Loading Data, ça a été une interminable révolution. Je ne compte plus le nombre de musiciens qui ont participé au projet. Aujourd'hui le line-up officiel, c'est Robin Vieville à la batterie. Robin a été ingé son du groupe pendant six ans avant d'endosser le rôle du batteur. Ca fait donc longtemps qu'il est à mes côtés et je ne sais pas si le groupe serait toujours là s'il n'avait plus été de la partie. Il y a Louise Decouflé à la basse depuis presque deux ans. La première fois qu'on s'est croisé avec Louise, c'est dans le ciel. Elle revenait de Los Angeles où elle enregistrait avec la copine d'Alain Johannes de l'époque. De mon côté, j'étais en route vers Los Angeles pour enregistrer notre nouvel album avec Alain. Nos avions se sont croisés. On s'est retrouvé à Paris plusieurs mois plus tard, elle m'a dit qu'elle était chaude pour assurer la basse dans le groupe. Je l'ai engagée et je ne le regrette pas. Enfin Pablo Saguez à la guitare et aux claviers que j'ai connu grâce à mon petit frère Rodrigue, notre ingé-son actuel. Pablo c'est l'enfant sauvage du groupe. Un musicien hors-pair, doué, créatif, motivé, très inspiré, avec juste ce qu'il faut de folie.

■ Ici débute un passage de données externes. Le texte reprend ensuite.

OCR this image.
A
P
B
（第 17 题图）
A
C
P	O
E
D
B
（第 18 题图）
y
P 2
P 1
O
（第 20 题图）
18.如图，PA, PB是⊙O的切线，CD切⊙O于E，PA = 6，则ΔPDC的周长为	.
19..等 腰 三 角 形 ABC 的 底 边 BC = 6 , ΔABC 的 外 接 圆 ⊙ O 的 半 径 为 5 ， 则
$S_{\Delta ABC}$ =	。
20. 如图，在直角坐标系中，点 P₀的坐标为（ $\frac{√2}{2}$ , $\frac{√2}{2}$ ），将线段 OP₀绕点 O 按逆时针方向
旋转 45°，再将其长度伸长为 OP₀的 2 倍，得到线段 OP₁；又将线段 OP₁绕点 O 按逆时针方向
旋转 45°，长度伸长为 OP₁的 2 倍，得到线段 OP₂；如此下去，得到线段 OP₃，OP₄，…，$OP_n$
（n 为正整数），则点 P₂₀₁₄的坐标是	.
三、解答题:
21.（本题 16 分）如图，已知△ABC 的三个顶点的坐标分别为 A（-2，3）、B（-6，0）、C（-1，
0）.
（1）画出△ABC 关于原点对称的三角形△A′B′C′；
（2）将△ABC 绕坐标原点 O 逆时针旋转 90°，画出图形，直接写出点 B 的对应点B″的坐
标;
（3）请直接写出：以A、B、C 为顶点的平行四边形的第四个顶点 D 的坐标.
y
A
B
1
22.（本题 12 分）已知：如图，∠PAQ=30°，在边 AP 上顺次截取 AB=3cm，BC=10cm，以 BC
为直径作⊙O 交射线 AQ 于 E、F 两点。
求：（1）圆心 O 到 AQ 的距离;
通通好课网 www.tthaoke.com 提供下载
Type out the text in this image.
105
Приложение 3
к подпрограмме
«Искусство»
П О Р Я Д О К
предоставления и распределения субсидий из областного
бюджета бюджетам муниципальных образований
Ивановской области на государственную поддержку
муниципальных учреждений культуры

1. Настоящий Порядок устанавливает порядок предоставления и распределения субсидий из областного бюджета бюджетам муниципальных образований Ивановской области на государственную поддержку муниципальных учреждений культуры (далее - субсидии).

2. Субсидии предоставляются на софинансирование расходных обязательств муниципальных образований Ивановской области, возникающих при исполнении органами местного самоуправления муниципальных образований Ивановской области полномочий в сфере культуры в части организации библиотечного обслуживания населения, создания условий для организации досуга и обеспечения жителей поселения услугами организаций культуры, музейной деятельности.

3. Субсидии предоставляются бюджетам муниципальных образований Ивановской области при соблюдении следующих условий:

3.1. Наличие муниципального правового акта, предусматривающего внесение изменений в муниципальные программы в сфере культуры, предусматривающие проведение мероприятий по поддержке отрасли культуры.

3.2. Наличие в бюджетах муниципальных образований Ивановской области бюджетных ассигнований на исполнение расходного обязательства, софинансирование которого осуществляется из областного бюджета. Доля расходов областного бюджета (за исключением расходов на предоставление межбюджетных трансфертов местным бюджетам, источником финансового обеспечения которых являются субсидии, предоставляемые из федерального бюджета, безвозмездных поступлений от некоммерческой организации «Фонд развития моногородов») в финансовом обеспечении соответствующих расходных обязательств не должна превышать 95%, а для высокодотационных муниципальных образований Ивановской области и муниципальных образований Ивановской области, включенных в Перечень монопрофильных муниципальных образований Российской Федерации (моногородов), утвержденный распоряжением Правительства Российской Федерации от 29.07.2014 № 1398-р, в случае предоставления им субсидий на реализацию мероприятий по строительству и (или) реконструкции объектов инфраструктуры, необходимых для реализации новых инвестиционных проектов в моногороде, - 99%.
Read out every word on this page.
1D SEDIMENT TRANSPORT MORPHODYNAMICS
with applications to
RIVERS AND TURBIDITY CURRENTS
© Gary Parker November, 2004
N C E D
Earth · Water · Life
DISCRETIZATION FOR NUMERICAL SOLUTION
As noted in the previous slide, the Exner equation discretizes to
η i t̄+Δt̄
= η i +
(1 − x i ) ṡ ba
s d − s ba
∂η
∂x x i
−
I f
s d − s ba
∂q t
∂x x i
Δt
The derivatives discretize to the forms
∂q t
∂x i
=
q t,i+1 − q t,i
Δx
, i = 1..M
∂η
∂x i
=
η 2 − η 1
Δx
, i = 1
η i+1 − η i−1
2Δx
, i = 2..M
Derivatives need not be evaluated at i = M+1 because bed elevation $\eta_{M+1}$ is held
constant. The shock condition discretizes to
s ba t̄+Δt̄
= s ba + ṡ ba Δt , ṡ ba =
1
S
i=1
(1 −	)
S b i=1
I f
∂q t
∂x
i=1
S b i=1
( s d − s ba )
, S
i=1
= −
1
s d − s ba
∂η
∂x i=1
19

Je sais que personne n'aime être étiqueté mais votre style me semble clairement stoner/desert rock. Tu es d'accord ?

A desert rock, je préfère l'étiquette qu'on s'est créée de heavy groove rock. Loading Data ce n'est pas une pyramide de riffs. Enchaîner les notes à l'endroit à l'envers, à tort et à travers ça ne m'intéresse pas. J'attache trop d'importance à la mélodie. On fait avant tout de la chanson, rock certes, mais de la chanson. J'aime les couplets forts qui te font ressentir quelque chose, les refrains entêtants qui te collent à la peau Ce que j'écris c'est ce que j'aimerais écouter. En revanche, tu ne me surprendras jamais à écouter du Loading Data. Tout comme un comédien qui ne supporte pas de se voir à l'écran, je déteste m'entendre.

Tu chantes dans un anglais parfait, on peut lire que tu es souvent aux USA, tu as l'air d'avoir un lien privilégié avec les USA ?

Mon père était journaliste. Grâce à lui, j'ai grandi à l'étranger. Entre autres en Angleterre et aux USA. Je parlais anglais avant de parler français. J'étais dans une école anglaise puis dans une école américaine. Ce sont mes parents qui me donnaient des cours de français le soir quand je rentrais. J'ai commencé à baragouiner le français vers mes six ans. Ca a été pénible pour moi d'apprendre cette langue. Autant dire que ça m'ennuyait. Vers dix ans, je parlais une langue confuse. Un mélange des deux. Donc oui, ma langue naturelle c'est l'anglais et mon deuxième pays c'est les USA. J'y vais tous les ans pour plusieurs mois pour me ressourcer.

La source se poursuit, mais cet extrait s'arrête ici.